Finding Approximate Location of Particle at Time t=1.05

[Kokordilos]

Homework Statement

This isn't really even a homework question..i've just been reviewing some general math concepts and this one has been driving me nuts..i haven't done math in a while.

At time t = 1, a particle is located at position (1,3). If it moves in a velocity field F(x,y) = <xy-2,y^2 - 10>, find its approximate location at time t = 1.05

Homework Equations

n/a

The Attempt at a Solution

I thought, maybe:
dx/dt = xy - 2 and dy/dt = y^2 - 10
So I can integrate, so x(t) = (1/2)x^2 * y - 2x + C and y(t) = (1/3)y^3 - 10Y + C and solving for the constants is trivial based on the initial conditions, but then I get totally confused. How do I put this in terms of T? And did I even do this right? It doesn't make sense to me that the position should be the function of a position. I must have done my integral wrong.

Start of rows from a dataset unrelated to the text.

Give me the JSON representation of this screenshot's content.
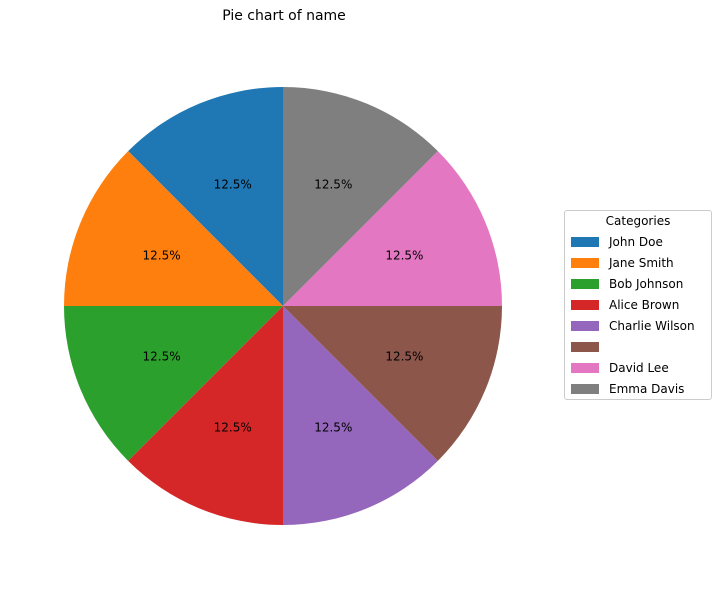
{
  "chart_data": {
    "type": "pie",
    "title": "Pie chart of name",
    "legend_title": "Categories",
    "legend_position": "right",
    "slices": [
      {
        "label": "John Doe",
        "value": 12.5,
        "color": "#1f77b4"
      },
      {
        "label": "Jane Smith",
        "value": 12.5,
        "color": "#ff7f0e"
      },
      {
        "label": "Bob Johnson",
        "value": 12.5,
        "color": "#2ca02c"
      },
      {
        "label": "Alice Brown",
        "value": 12.5,
        "color": "#d62728"
      },
      {
        "label": "Charlie Wilson",
        "value": 12.5,
        "color": "#9467bd"
      },
      {
        "label": "",
        "value": 12.5,
        "color": "#8c564b"
      },
      {
        "label": "David Lee",
        "value": 12.5,
        "color": "#e377c2"
      },
      {
        "label": "Emma Davis",
        "value": 12.5,
        "color": "#7f7f7f"
      }
    ],
    "percent_labels": [
      "12.5%",
      "12.5%",
      "12.5%",
      "12.5%",
      "12.5%",
      "12.5%",
      "12.5%",
      "12.5%"
    ]
  }
}
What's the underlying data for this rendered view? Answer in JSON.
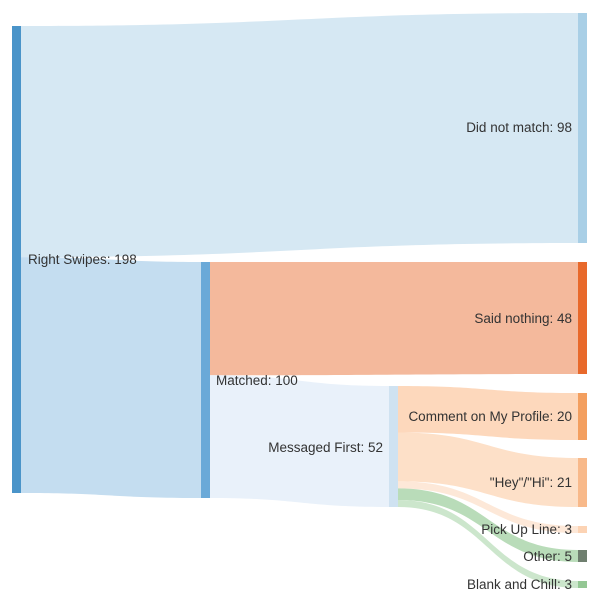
{
  "diagram": {
    "type": "sankey",
    "nodes": [
      {
        "id": "right_swipes",
        "label": "Right Swipes: 198",
        "color": "#4a94c9"
      },
      {
        "id": "did_not_match",
        "label": "Did not match: 98",
        "color": "#a9cfe6"
      },
      {
        "id": "matched",
        "label": "Matched: 100",
        "color": "#6aa9d8"
      },
      {
        "id": "said_nothing",
        "label": "Said nothing: 48",
        "color": "#e8692b"
      },
      {
        "id": "messaged_first",
        "label": "Messaged First: 52",
        "color": "#cfe2f1"
      },
      {
        "id": "comment_profile",
        "label": "Comment on My Profile: 20",
        "color": "#f39f5f"
      },
      {
        "id": "hey_hi",
        "label": "\"Hey\"/\"Hi\": 21",
        "color": "#f8b98a"
      },
      {
        "id": "pick_up_line",
        "label": "Pick Up Line: 3",
        "color": "#fcd3b4"
      },
      {
        "id": "other",
        "label": "Other: 5",
        "color": "#6f7f6f"
      },
      {
        "id": "blank_chill",
        "label": "Blank and Chill: 3",
        "color": "#94c794"
      }
    ],
    "links": [
      {
        "source": "right_swipes",
        "target": "did_not_match",
        "value": 98,
        "color": "#d6e8f3"
      },
      {
        "source": "right_swipes",
        "target": "matched",
        "value": 100,
        "color": "#c4ddf0"
      },
      {
        "source": "matched",
        "target": "said_nothing",
        "value": 48,
        "color": "#f4b99c"
      },
      {
        "source": "matched",
        "target": "messaged_first",
        "value": 52,
        "color": "#e9f1fa"
      },
      {
        "source": "messaged_first",
        "target": "comment_profile",
        "value": 20,
        "color": "#fdd8bc"
      },
      {
        "source": "messaged_first",
        "target": "hey_hi",
        "value": 21,
        "color": "#fde0c8"
      },
      {
        "source": "messaged_first",
        "target": "pick_up_line",
        "value": 3,
        "color": "#fde8d8"
      },
      {
        "source": "messaged_first",
        "target": "other",
        "value": 5,
        "color": "#b9dcb9"
      },
      {
        "source": "messaged_first",
        "target": "blank_chill",
        "value": 3,
        "color": "#cce6cc"
      }
    ]
  }
}
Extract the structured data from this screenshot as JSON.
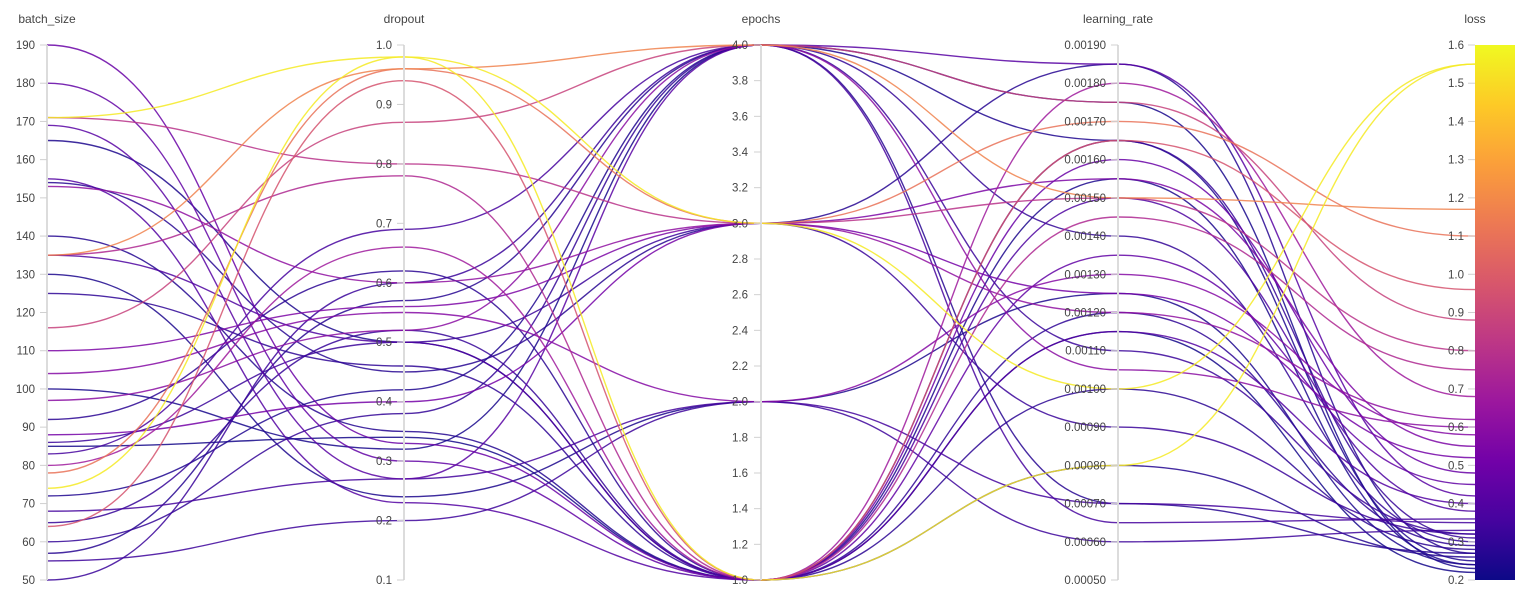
{
  "chart_data": {
    "type": "parallel_coordinates",
    "title": "",
    "axes": [
      {
        "name": "batch_size",
        "range": [
          50,
          190
        ],
        "ticks": [
          50,
          60,
          70,
          80,
          90,
          100,
          110,
          120,
          130,
          140,
          150,
          160,
          170,
          180,
          190
        ],
        "tick_labels": [
          "50",
          "60",
          "70",
          "80",
          "90",
          "100",
          "110",
          "120",
          "130",
          "140",
          "150",
          "160",
          "170",
          "180",
          "190"
        ]
      },
      {
        "name": "dropout",
        "range": [
          0.1,
          1.0
        ],
        "ticks": [
          0.1,
          0.2,
          0.3,
          0.4,
          0.5,
          0.6,
          0.7,
          0.8,
          0.9,
          1.0
        ],
        "tick_labels": [
          "0.1",
          "0.2",
          "0.3",
          "0.4",
          "0.5",
          "0.6",
          "0.7",
          "0.8",
          "0.9",
          "1.0"
        ]
      },
      {
        "name": "epochs",
        "range": [
          1.0,
          4.0
        ],
        "ticks": [
          1.0,
          1.2,
          1.4,
          1.6,
          1.8,
          2.0,
          2.2,
          2.4,
          2.6,
          2.8,
          3.0,
          3.2,
          3.4,
          3.6,
          3.8,
          4.0
        ],
        "tick_labels": [
          "1.0",
          "1.2",
          "1.4",
          "1.6",
          "1.8",
          "2.0",
          "2.2",
          "2.4",
          "2.6",
          "2.8",
          "3.0",
          "3.2",
          "3.4",
          "3.6",
          "3.8",
          "4.0"
        ]
      },
      {
        "name": "learning_rate",
        "range": [
          0.0005,
          0.0019
        ],
        "ticks": [
          0.0005,
          0.0006,
          0.0007,
          0.0008,
          0.0009,
          0.001,
          0.0011,
          0.0012,
          0.0013,
          0.0014,
          0.0015,
          0.0016,
          0.0017,
          0.0018,
          0.0019
        ],
        "tick_labels": [
          "0.00050",
          "0.00060",
          "0.00070",
          "0.00080",
          "0.00090",
          "0.00100",
          "0.00110",
          "0.00120",
          "0.00130",
          "0.00140",
          "0.00150",
          "0.00160",
          "0.00170",
          "0.00180",
          "0.00190"
        ]
      },
      {
        "name": "loss",
        "range": [
          0.2,
          1.6
        ],
        "ticks": [
          0.2,
          0.3,
          0.4,
          0.5,
          0.6,
          0.7,
          0.8,
          0.9,
          1.0,
          1.1,
          1.2,
          1.3,
          1.4,
          1.5,
          1.6
        ],
        "tick_labels": [
          "0.2",
          "0.3",
          "0.4",
          "0.5",
          "0.6",
          "0.7",
          "0.8",
          "0.9",
          "1.0",
          "1.1",
          "1.2",
          "1.3",
          "1.4",
          "1.5",
          "1.6"
        ]
      }
    ],
    "colorscale": {
      "variable": "loss",
      "range": [
        0.2,
        1.6
      ],
      "stops": [
        "#0d0887",
        "#46039f",
        "#7201a8",
        "#9c179e",
        "#bd3786",
        "#d8576b",
        "#ed7953",
        "#fb9f3a",
        "#fdca26",
        "#f0f921"
      ]
    },
    "curve": "smooth",
    "records": [
      {
        "batch_size": 171,
        "dropout": 0.98,
        "epochs": 3.0,
        "learning_rate": 0.001,
        "loss": 1.55
      },
      {
        "batch_size": 74,
        "dropout": 0.98,
        "epochs": 1.0,
        "learning_rate": 0.0008,
        "loss": 1.55
      },
      {
        "batch_size": 135,
        "dropout": 0.96,
        "epochs": 4.0,
        "learning_rate": 0.0015,
        "loss": 1.17
      },
      {
        "batch_size": 78,
        "dropout": 0.96,
        "epochs": 3.0,
        "learning_rate": 0.0017,
        "loss": 1.1
      },
      {
        "batch_size": 64,
        "dropout": 0.94,
        "epochs": 1.0,
        "learning_rate": 0.00165,
        "loss": 0.96
      },
      {
        "batch_size": 116,
        "dropout": 0.87,
        "epochs": 4.0,
        "learning_rate": 0.00175,
        "loss": 0.88
      },
      {
        "batch_size": 171,
        "dropout": 0.8,
        "epochs": 3.0,
        "learning_rate": 0.0015,
        "loss": 0.8
      },
      {
        "batch_size": 135,
        "dropout": 0.78,
        "epochs": 1.0,
        "learning_rate": 0.00145,
        "loss": 0.75
      },
      {
        "batch_size": 80,
        "dropout": 0.66,
        "epochs": 1.0,
        "learning_rate": 0.0018,
        "loss": 0.68
      },
      {
        "batch_size": 153,
        "dropout": 0.6,
        "epochs": 3.0,
        "learning_rate": 0.0012,
        "loss": 0.62
      },
      {
        "batch_size": 97,
        "dropout": 0.52,
        "epochs": 4.0,
        "learning_rate": 0.00105,
        "loss": 0.6
      },
      {
        "batch_size": 104,
        "dropout": 0.55,
        "epochs": 2.0,
        "learning_rate": 0.0013,
        "loss": 0.58
      },
      {
        "batch_size": 110,
        "dropout": 0.56,
        "epochs": 3.0,
        "learning_rate": 0.00155,
        "loss": 0.55
      },
      {
        "batch_size": 88,
        "dropout": 0.4,
        "epochs": 3.0,
        "learning_rate": 0.00125,
        "loss": 0.52
      },
      {
        "batch_size": 190,
        "dropout": 0.33,
        "epochs": 1.0,
        "learning_rate": 0.0016,
        "loss": 0.48
      },
      {
        "batch_size": 180,
        "dropout": 0.3,
        "epochs": 1.0,
        "learning_rate": 0.00135,
        "loss": 0.45
      },
      {
        "batch_size": 169,
        "dropout": 0.27,
        "epochs": 4.0,
        "learning_rate": 0.00185,
        "loss": 0.42
      },
      {
        "batch_size": 155,
        "dropout": 0.23,
        "epochs": 1.0,
        "learning_rate": 0.00115,
        "loss": 0.4
      },
      {
        "batch_size": 135,
        "dropout": 0.5,
        "epochs": 1.0,
        "learning_rate": 0.0015,
        "loss": 0.38
      },
      {
        "batch_size": 83,
        "dropout": 0.69,
        "epochs": 4.0,
        "learning_rate": 0.00065,
        "loss": 0.36
      },
      {
        "batch_size": 68,
        "dropout": 0.27,
        "epochs": 2.0,
        "learning_rate": 0.0007,
        "loss": 0.35
      },
      {
        "batch_size": 55,
        "dropout": 0.2,
        "epochs": 2.0,
        "learning_rate": 0.0006,
        "loss": 0.33
      },
      {
        "batch_size": 50,
        "dropout": 0.6,
        "epochs": 4.0,
        "learning_rate": 0.0011,
        "loss": 0.32
      },
      {
        "batch_size": 86,
        "dropout": 0.5,
        "epochs": 3.0,
        "learning_rate": 0.0009,
        "loss": 0.32
      },
      {
        "batch_size": 65,
        "dropout": 0.52,
        "epochs": 1.0,
        "learning_rate": 0.00165,
        "loss": 0.31
      },
      {
        "batch_size": 60,
        "dropout": 0.38,
        "epochs": 4.0,
        "learning_rate": 0.0014,
        "loss": 0.3
      },
      {
        "batch_size": 125,
        "dropout": 0.46,
        "epochs": 1.0,
        "learning_rate": 0.0012,
        "loss": 0.29
      },
      {
        "batch_size": 92,
        "dropout": 0.62,
        "epochs": 1.0,
        "learning_rate": 0.001,
        "loss": 0.28
      },
      {
        "batch_size": 154,
        "dropout": 0.45,
        "epochs": 3.0,
        "learning_rate": 0.00185,
        "loss": 0.27
      },
      {
        "batch_size": 57,
        "dropout": 0.57,
        "epochs": 4.0,
        "learning_rate": 0.0007,
        "loss": 0.27
      },
      {
        "batch_size": 140,
        "dropout": 0.35,
        "epochs": 1.0,
        "learning_rate": 0.0008,
        "loss": 0.26
      },
      {
        "batch_size": 72,
        "dropout": 0.42,
        "epochs": 4.0,
        "learning_rate": 0.00165,
        "loss": 0.25
      },
      {
        "batch_size": 130,
        "dropout": 0.24,
        "epochs": 2.0,
        "learning_rate": 0.00125,
        "loss": 0.24
      },
      {
        "batch_size": 165,
        "dropout": 0.5,
        "epochs": 1.0,
        "learning_rate": 0.00155,
        "loss": 0.24
      },
      {
        "batch_size": 100,
        "dropout": 0.32,
        "epochs": 4.0,
        "learning_rate": 0.00175,
        "loss": 0.23
      },
      {
        "batch_size": 85,
        "dropout": 0.34,
        "epochs": 1.0,
        "learning_rate": 0.00115,
        "loss": 0.22
      }
    ]
  }
}
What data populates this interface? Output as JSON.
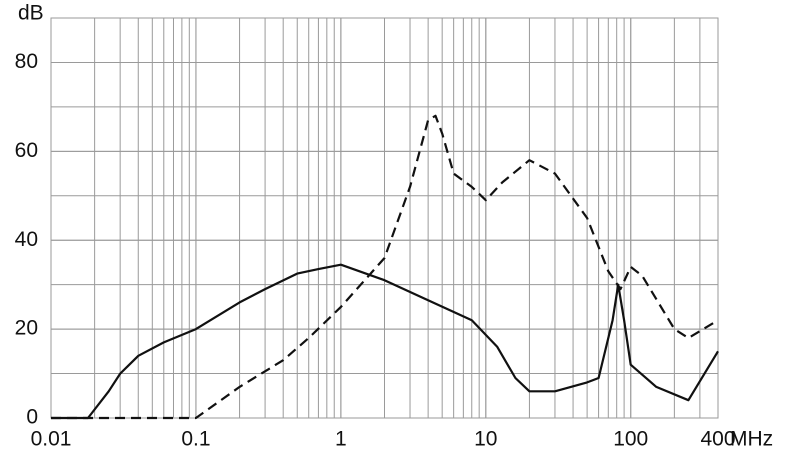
{
  "chart_data": {
    "type": "line",
    "ylabel": "dB",
    "xlabel": "MHz",
    "xscale": "log",
    "grid": true,
    "xlim": [
      0.01,
      400
    ],
    "xticks": [
      0.01,
      0.1,
      1,
      10,
      100,
      400
    ],
    "ylim": [
      0,
      90
    ],
    "yticks": [
      0,
      20,
      40,
      60,
      80
    ],
    "series": [
      {
        "color": "#111111",
        "style": "solid",
        "x": [
          0.01,
          0.018,
          0.025,
          0.03,
          0.04,
          0.06,
          0.1,
          0.2,
          0.3,
          0.5,
          0.7,
          1,
          2,
          4,
          8,
          12,
          16,
          20,
          30,
          50,
          60,
          75,
          82,
          90,
          100,
          150,
          250,
          400
        ],
        "values": [
          0,
          0,
          6,
          10,
          14,
          17,
          20,
          26,
          29,
          32.5,
          33.5,
          34.5,
          31,
          26.5,
          22,
          16,
          9,
          6,
          6,
          8,
          9,
          22,
          30,
          22,
          12,
          7,
          4,
          15
        ]
      },
      {
        "color": "#111111",
        "style": "dashed",
        "x": [
          0.01,
          0.1,
          0.2,
          0.4,
          0.6,
          1,
          2,
          3,
          4,
          4.5,
          5,
          6,
          8,
          10,
          13,
          20,
          30,
          50,
          70,
          85,
          100,
          120,
          200,
          250,
          400
        ],
        "values": [
          0,
          0,
          7,
          13,
          18,
          25,
          36,
          52,
          67,
          68,
          64,
          55,
          52,
          49,
          53,
          58,
          55,
          45,
          33,
          29,
          34,
          32,
          20,
          18,
          22
        ]
      }
    ]
  }
}
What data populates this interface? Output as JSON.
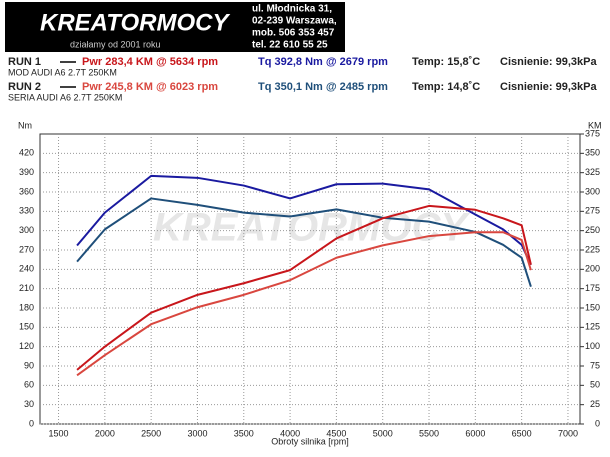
{
  "header": {
    "logo": "KREATORMOCY",
    "tagline": "działamy od 2001 roku",
    "address": [
      "ul. Młodnicka 31,",
      "02-239  Warszawa,",
      "mob.  506 353 457",
      "tel.  22 610 55 25"
    ],
    "runs": [
      {
        "label": "RUN 1",
        "power": "Pwr  283,4 KM @ 5634 rpm",
        "torque": "Tq 392,8 Nm @ 2679 rpm",
        "temp": "Temp: 15,8˚C",
        "pressure": "Cisnienie: 99,3kPa",
        "desc": "MOD AUDI A6 2.7T 250KM"
      },
      {
        "label": "RUN 2",
        "power": "Pwr  245,8 KM @ 6023 rpm",
        "torque": "Tq 350,1 Nm @ 2485 rpm",
        "temp": "Temp: 14,8˚C",
        "pressure": "Cisnienie: 99,3kPa",
        "desc": "SERIA AUDI A6 2.7T 250KM"
      }
    ]
  },
  "chart_data": {
    "type": "line",
    "xlabel": "Obroty silnika [rpm]",
    "ylabel": "Nm",
    "y2label": "KM",
    "x": [
      1700,
      2000,
      2500,
      3000,
      3500,
      4000,
      4500,
      5000,
      5500,
      6000,
      6300,
      6500,
      6600
    ],
    "xlim": [
      1300,
      7130
    ],
    "xticks": [
      1500,
      2000,
      2500,
      3000,
      3500,
      4000,
      4500,
      5000,
      5500,
      6000,
      6500,
      7000
    ],
    "ylim": [
      0,
      450
    ],
    "yticks": [
      0,
      30,
      60,
      90,
      120,
      150,
      180,
      210,
      240,
      270,
      300,
      330,
      360,
      390,
      420
    ],
    "y2lim": [
      0,
      375
    ],
    "y2ticks": [
      0,
      25,
      50,
      75,
      100,
      125,
      150,
      175,
      200,
      225,
      250,
      275,
      300,
      325,
      350,
      375
    ],
    "grid": true,
    "series": [
      {
        "name": "Tq RUN 1",
        "color": "#1a1aa0",
        "values": [
          277,
          328,
          385,
          382,
          370,
          350,
          372,
          373,
          364,
          325,
          302,
          278,
          247
        ]
      },
      {
        "name": "Tq RUN 2",
        "color": "#1f4f7a",
        "values": [
          252,
          302,
          350,
          340,
          328,
          322,
          333,
          320,
          314,
          298,
          278,
          258,
          213
        ]
      },
      {
        "name": "Pwr RUN 1",
        "color": "#c8161b",
        "axis": "y2",
        "values": [
          70,
          100,
          144,
          167,
          182,
          199,
          240,
          266,
          282,
          277,
          266,
          257,
          206
        ]
      },
      {
        "name": "Pwr RUN 2",
        "color": "#d9473f",
        "axis": "y2",
        "values": [
          63,
          89,
          129,
          151,
          167,
          186,
          215,
          231,
          243,
          248,
          248,
          238,
          199
        ]
      }
    ]
  }
}
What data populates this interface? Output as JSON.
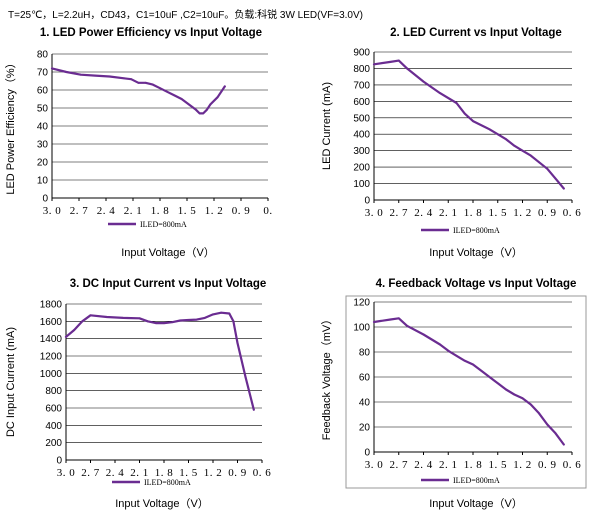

Can you guys help me out...really stuck.

 

[Kokordilos]

anyone?

 

[Mark44]

Here's how I would approach it, and if anyone disagrees, I hope they will jump in and correct my reasoning.

You have the velocity field F(x, y) = (xy - 2, y^2 - 10). I agree that the components are dx/dt and dy/dt.

For small values of $\Delta t$, F(x, y) $\Delta t$ should give the approximate changes in x and y.

IOW, (dx/dt, dy/dt) $\Delta t \approx (\Delta x, \Delta y)$
or (x, y) + (dx/dt, dy/dt)*dt $\approx (x, y) + (\Delta x, \Delta y)$, where x, y, dx/dt, and dy/dt are evaluated at t = 1.

Because the time increment is relatively small, the changes in x and y probably will be relatively small as well, so you should end up at a point not far from (1, 3).